Remont zaczął się w maju. Miejski Zarząd Dróg wymienił nawierzchnię na ponad 2,5 km. ulicy. - Nowe rondo, polbruk na chodniku - wymienia pani Zofia, która mieszka przy ul. Parkowej. - Dwa lata męczyliśmy się z rozkopami, wszyscy czekaliśmy na to, żeby ulica wyglądała w końcu normalnie.
To jakiś absurd
Niestety - mieszkańcy nie cieszyli się długo. Kilka dni temu zapadł się asfalt i na Parkową znowu weszli robotnicy. Tym razem - z Toruńskich Wodociągów. - To jakiś absurd - denerwuje się pani Zofia. - przecież wszystko było wcześniej mierzone, sprawdzane, także kanalizacja - i co? Teraz rozkopują to, co kilka dni temu zrobili drogowcy. Kiedy to się w końcu skończy?
Rzeczywiście - zanim drogowcy zabrali się za naprawę Parkowej, ulicą zajmowali się pracownicy Toruńskich Wodociągów. Wybudowali oni trzy kanały - deszczowy i dwa sanitarne - a jeden naprawili. Potem przekazali Parkową MZD. Dlaczego teraz rozkopują ją ponownie? - Oni się po prostu nie dogadali - podejrzewa inny mieszkaniec budynku przy Parkowej. - MZD i Wodociągi. Na pewno można było zaplanować prace sensowniej.

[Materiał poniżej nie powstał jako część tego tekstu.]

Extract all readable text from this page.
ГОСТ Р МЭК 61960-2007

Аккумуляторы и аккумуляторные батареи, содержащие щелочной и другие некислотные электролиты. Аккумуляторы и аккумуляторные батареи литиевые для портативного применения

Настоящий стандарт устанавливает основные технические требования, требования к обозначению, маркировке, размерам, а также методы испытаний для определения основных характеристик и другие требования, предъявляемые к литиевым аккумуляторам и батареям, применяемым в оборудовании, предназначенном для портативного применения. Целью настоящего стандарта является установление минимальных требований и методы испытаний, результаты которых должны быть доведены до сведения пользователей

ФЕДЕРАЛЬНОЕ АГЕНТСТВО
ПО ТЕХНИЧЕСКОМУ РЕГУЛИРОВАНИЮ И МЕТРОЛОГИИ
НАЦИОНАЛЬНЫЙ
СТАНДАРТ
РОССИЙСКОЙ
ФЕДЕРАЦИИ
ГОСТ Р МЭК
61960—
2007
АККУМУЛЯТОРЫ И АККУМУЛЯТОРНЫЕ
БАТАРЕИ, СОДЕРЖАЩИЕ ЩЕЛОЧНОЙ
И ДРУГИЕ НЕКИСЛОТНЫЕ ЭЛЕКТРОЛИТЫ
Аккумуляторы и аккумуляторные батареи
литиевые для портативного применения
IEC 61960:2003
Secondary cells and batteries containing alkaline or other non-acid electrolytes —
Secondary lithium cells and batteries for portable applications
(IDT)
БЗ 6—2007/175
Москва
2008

Awarii nie można przewidzieć
- To nie tak - wyjaśnia Rafał Wiewiórski, menedżer techniczny projektu kanalizacyjnego. - Mamy po prostu do czynienia z awarią. Jeden ze starych kanałów zarwał się dopiero podczas robót drogowych.
Nic nie zapowiadało katastrofy - feralny kanał był dokładnie sprawdzany podczas wcześniejszych prac na ulicy. Wyglądał solidnie. - Gdybyśmy umieli przewidywać awarie, wszystko wyglądałoby inaczej - przyznaje Wiewiórski.
- To nie jest kwestia koordynacji - zgadza się Agnieszka Kobus-Pęńsko, rzeczniczka prasowa MZD. - Pracownicy Wodociągów weszli na tę ulicę pierwsi - tak, jak byc powinno. Dopiero potem drogowcy zajęli się jezdnią i chodnikami.
Naprawa zepsutego kanału potrwa. Robotnikom pracę utrudniają wody gruntowe i znaczna głębokość. Ale do końca przyszłego tygodnia ul. Parkowa powinna być z powrotem otwarta dla samochodów- tym razem już bez niespodzianek.